The streets have become asylums. Ireland said it addressed the problem of institutions when it closed them down, but it did not put in the supports, care, dual diagnosis planning and everything that was needed. People ended up in hostels and on the streets, unable to access that so-called community care that was meant to exist when we decided we would no longer institutionalise people. Some of the results of people not getting care go beyond self-harm, to the harm of others or within the home. I have worked with men who have attacked their mothers. Those men will be vilified if something serious happens to someone, but some of them have begged and begged for help for the voices inside their head. They were turned away because they were using substances and they actually physically hurt the people they love the most. If this Bill does not address dual diagnosis, we are ignoring the core drivers of some of the most serious things that happen in our society where dual diagnosis has been present.

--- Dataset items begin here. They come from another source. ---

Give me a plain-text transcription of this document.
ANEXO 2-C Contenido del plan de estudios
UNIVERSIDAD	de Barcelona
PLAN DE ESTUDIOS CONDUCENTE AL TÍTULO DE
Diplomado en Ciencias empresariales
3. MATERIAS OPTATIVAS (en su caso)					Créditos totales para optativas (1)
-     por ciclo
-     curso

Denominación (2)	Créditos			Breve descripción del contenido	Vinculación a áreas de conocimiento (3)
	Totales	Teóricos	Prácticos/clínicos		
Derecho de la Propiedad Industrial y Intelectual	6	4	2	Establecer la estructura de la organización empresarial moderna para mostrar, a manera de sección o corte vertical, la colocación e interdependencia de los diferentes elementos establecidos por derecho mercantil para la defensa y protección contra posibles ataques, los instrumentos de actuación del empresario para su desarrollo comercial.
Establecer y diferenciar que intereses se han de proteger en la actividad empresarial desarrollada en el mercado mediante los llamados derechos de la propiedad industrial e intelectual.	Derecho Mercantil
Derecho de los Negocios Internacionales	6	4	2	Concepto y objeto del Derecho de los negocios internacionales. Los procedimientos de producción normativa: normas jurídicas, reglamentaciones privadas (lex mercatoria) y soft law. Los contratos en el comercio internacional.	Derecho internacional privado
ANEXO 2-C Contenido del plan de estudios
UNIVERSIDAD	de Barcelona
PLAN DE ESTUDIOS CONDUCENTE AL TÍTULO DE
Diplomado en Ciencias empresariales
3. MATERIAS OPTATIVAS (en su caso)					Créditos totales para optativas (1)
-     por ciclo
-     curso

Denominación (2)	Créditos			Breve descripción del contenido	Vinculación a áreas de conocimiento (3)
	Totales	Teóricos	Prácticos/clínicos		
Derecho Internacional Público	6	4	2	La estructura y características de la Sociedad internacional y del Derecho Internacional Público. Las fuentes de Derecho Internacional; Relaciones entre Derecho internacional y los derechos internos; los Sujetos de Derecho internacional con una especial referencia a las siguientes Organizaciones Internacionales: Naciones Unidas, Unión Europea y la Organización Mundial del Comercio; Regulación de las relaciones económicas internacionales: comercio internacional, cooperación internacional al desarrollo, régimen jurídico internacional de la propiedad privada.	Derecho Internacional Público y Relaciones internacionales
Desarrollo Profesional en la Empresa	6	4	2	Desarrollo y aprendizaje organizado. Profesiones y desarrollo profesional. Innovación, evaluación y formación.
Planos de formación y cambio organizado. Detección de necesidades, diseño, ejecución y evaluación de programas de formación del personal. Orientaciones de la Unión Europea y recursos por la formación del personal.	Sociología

They are the most extreme cases. I could keep going with them. When I worked in addiction services, I was around the age of 20 when I first really started understanding dual diagnosis. A girl arrived from the inner city. My service was not based in the inner city or for the inner city. She was told that if she came to my service, she would likely not be turned away. Somebody else had obviously been engaged with us from that particular community and told her to come. She had voices in her head telling her to do something she really did not want to do. She also thought she had lost one of her family members in this hallucination and she was frantic. It was all wrapped up in dual diagnosis. I could not get that person any help. I had to defy my board of management and defy and break every boundary. I can say it now, thankfully. I will probably never be employed in drug services again when I do. I kept my service open for three full days, through the night, to try to keep that person safe. I had to sit with her in that building until we could finally try to get her to a regulated space where she could calm and understand that what she thought was happening was not happening. I am not qualified to do that. If anything had happened, I would have been held accountable on all sorts of levels, but I could not turn that person away because I understood addiction and what was happening. I am not a medical practitioner, however.

The problem is, as Senator Ryan pointed out, that services on the ground are trying to respond to something they are not equipped to do. There need to be co-created care plans relating to addiction and mental health. We will hear speeches for years about addiction being a mental health issue, yet when you go and say you have an addiction, the services will say that is not for them. If we had really good psychiatry, psychology, therapy, counselling, and whatever psychosocial supports are needed for someone presenting with dual diagnosis, an individual who works in that area should be able to say he or she knows what to do with that person and how to address this. When they send people away, there is something wrong with that in terms of the professional training that they get, that they cannot actually come up with a tailored programme, response and intervention for someone to actually be able to support someone with dual diagnosis. There is something seriously wrong there.

We think the Minister of State can begin to address that in this Bill, because if she does not, so many parts of this will not apply to people who are experiencing substance misuse. People will continue to die and people will lose family members. They will continue to have their own children not want to be around them because they are caught in that cycle. It is one of the biggest destroyers of people's lives in my community when they are unable to get supports.

I am begging the Minister of State to really look at this. People who understand dual diagnosis have been looking for care and a positive response in this regard for a long time. The Minister of State has the opportunity to do that in this Bill. I will have been elected for ten years as of next year. I have been trying to find a way to deal with dual diagnosis for a decade, and it is in front of us now. I ask the Minister of State to really consider how we can do that between now and Report Stage.